93 I. 3
Being and Time

This discussion of the word 'world', and our frequent use of it have made it apparent that it is used in several ways. By unravelling these we can get an indication of the different kinds of phenomena that are signified, and of the way in which they are interconnected.

1. "World" is used as an ontical concept, and signifies the totality of those entities which can be present-at-hand within the world.

2. "World" functions as an ontological term, and signifies the Being of those entities which we have just mentioned. And indeed 'world' can become a term for any realm which encompasses a multiplicity of entities: for instance, when one talks of the 'world' of a mathematician, 'world' [65] signifies the realm of possible objects of mathematics.

3. "World" can be understood in another ontical sense—not, however, as those entities which Dasein essentially is not and which can be encountered within-the-world, but rather as that 'wherein' a factical Dasein as such can be said to 'live'. "World" has here a pre-ontological existentiell signification. Here again there are different possibilities: ''world" may stand for the 'public' we-world, or one's 'own' closest (domestic) environment.1

4. Finally, "world" designates the ontologico-existential concept of worldhood. Worldhood itself may have as its modes whatever structural wholes any special 'worlds' may have at the time; but it embraces in itself the a priori character of worldhood in general. We shall reserve the expression "world" as a term for our third signification. If we should sometimes use it in the first of these senses, we shall mark this with single quotation marks.

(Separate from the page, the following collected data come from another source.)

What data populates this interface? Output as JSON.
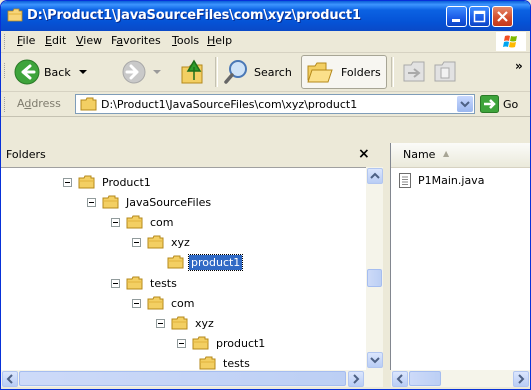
{
  "window": {
    "title": "D:\\Product1\\JavaSourceFiles\\com\\xyz\\product1",
    "minimize_label": "",
    "maximize_label": "",
    "close_label": ""
  },
  "menu": {
    "items": [
      "File",
      "Edit",
      "View",
      "Favorites",
      "Tools",
      "Help"
    ]
  },
  "toolbar": {
    "back_label": "Back",
    "search_label": "Search",
    "folders_label": "Folders",
    "more_label": "»"
  },
  "address": {
    "label": "Address",
    "value": "D:\\Product1\\JavaSourceFiles\\com\\xyz\\product1",
    "go_label": "Go"
  },
  "folders_pane": {
    "title": "Folders",
    "close_label": "×",
    "tree": [
      {
        "label": "Product1",
        "expander": true,
        "selected": false
      },
      {
        "label": "JavaSourceFiles",
        "expander": true,
        "selected": false
      },
      {
        "label": "com",
        "expander": true,
        "selected": false
      },
      {
        "label": "xyz",
        "expander": true,
        "selected": false
      },
      {
        "label": "product1",
        "expander": false,
        "selected": true
      },
      {
        "label": "tests",
        "expander": true,
        "selected": false
      },
      {
        "label": "com",
        "expander": true,
        "selected": false
      },
      {
        "label": "xyz",
        "expander": true,
        "selected": false
      },
      {
        "label": "product1",
        "expander": true,
        "selected": false
      },
      {
        "label": "tests",
        "expander": false,
        "selected": false
      }
    ]
  },
  "file_list": {
    "column_name": "Name",
    "sort_indicator": "▲",
    "files": [
      {
        "name": "P1Main.java",
        "icon": "text-file-icon"
      }
    ]
  },
  "colors": {
    "titlebar": "#0b62e3",
    "selection": "#316ac5",
    "chrome": "#ece9d8"
  }
}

The derivative form 'worldly' will then apply terminologically to a kind of Being which belongs to Dasein, never to a kind which belongs to entities present-at-hand 'in' the world. We shall designate these latter entities as "belonging to the world" or "within-the-world" [weltzugehorig oder innerweltlich].

A glance at previous ontology shows that if one fails to see Being-in-the-world as a state of Dasein, the phenomenon of worldhood likewise gets passed over. One tries instead to Interpret the world in terms of the Being of those entities which are present-at-hand within-the-world but which are by no means proximally discovered-namely, in terms of Nature. If one understands Nature ontologico-categorially, one finds that Nature is a limiting case of the Being of possible entities within-the-world.


1 '... die "eigene" und nachste (hausliche) Umwelt.' The word 'Umwelt', which is customarily translated as 'environment', means literally the 'world around' or the 'world about'. The prefix 'urn-', however, not only may mean 'around' or 'about', but, as we shall see, can also be used in an expression such as 'urn zu ...', which is most easily translated as 'in order to'. Section 15 will be largely devoted to a study of several words in which this same prefix occurs, though this is by no means apparent in the words we have chosen to represent them: 'Umgang' ('dealings'); 'das Um-zu' ('the "in-order-to"'); 'Umsicht' ('circumspection').